Best when Lukewarm
After returning from a less than productive Spring Break, I said to myself, “Acky baby, you are a confident, capable woman. You can take anything any male throws at you.” I am invincible, a superhero. Wonder Woman ain’t got nuttin’ on me! The first official day of Spring further initiated this belief because the day was mine, the birds were delightfully chipper (as were my professors), and everything was just hunky dory.
Then later on, I began to falter. First, I fell out of my roommate’s bed. Nothing too unusual about that. Clumsy has always been my first, middle, and last name, so that’s nothing to sneeze at. But when I suggested a night out at the Village Café to exert my newfound glorious feminine superpowers to Lil Lindy (a.k.a. Nikki), everything fell short of perfect.
There is a delightfully attractive male waiter that works there, and he always dishes out free coffee to my roomie, Lil Lindy, and myself.
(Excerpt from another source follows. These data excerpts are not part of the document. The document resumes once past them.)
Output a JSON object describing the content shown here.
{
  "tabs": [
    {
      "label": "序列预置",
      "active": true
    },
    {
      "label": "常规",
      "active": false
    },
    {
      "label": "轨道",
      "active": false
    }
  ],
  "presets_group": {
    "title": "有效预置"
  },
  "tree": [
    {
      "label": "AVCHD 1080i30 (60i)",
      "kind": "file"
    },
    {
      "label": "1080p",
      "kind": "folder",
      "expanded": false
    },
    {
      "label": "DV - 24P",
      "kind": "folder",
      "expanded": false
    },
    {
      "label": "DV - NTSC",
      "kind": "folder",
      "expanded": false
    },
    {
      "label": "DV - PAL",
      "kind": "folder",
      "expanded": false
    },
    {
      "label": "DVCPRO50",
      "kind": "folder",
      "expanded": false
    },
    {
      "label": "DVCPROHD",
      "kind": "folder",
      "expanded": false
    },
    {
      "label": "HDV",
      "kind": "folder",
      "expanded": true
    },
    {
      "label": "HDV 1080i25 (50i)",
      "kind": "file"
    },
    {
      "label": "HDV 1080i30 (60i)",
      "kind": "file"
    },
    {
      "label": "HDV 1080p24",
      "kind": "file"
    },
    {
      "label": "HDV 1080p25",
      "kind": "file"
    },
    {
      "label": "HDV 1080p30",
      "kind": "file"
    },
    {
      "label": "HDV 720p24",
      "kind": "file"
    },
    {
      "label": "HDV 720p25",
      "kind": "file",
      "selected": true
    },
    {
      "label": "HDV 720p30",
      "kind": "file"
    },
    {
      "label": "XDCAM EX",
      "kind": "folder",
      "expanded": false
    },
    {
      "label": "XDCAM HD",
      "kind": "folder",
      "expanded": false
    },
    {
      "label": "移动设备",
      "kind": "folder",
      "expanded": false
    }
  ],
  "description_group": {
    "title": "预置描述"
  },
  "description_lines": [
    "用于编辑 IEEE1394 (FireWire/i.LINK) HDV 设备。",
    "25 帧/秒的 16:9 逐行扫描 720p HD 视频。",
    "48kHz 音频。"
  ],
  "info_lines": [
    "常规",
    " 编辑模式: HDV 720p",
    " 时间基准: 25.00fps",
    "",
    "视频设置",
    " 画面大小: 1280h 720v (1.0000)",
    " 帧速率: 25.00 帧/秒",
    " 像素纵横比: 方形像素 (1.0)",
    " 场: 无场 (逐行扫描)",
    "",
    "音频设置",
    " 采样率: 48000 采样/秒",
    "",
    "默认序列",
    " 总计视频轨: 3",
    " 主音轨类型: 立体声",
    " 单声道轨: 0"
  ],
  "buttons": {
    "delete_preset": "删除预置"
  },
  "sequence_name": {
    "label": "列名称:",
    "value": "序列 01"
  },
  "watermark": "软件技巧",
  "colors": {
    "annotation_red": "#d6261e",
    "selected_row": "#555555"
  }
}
There’s nothing wrong with that. Perhaps it was when his coworker caught me snapping a picture of him with my new cell phone that everything went haywire. Soon, my hot coffee decided to plunge into my lap, and I explained to the James Bond of waiters that I “had an accident.” Not so suave, Brackety. He caught me staring at his curly locks many, many times as well. I attempted the old college try, but when you’re a giddy five year old trapped in a college student’s body, the romantic sparks just don’t occur the way you want them to.
I think it's time to hide under my bed until it's time to retire.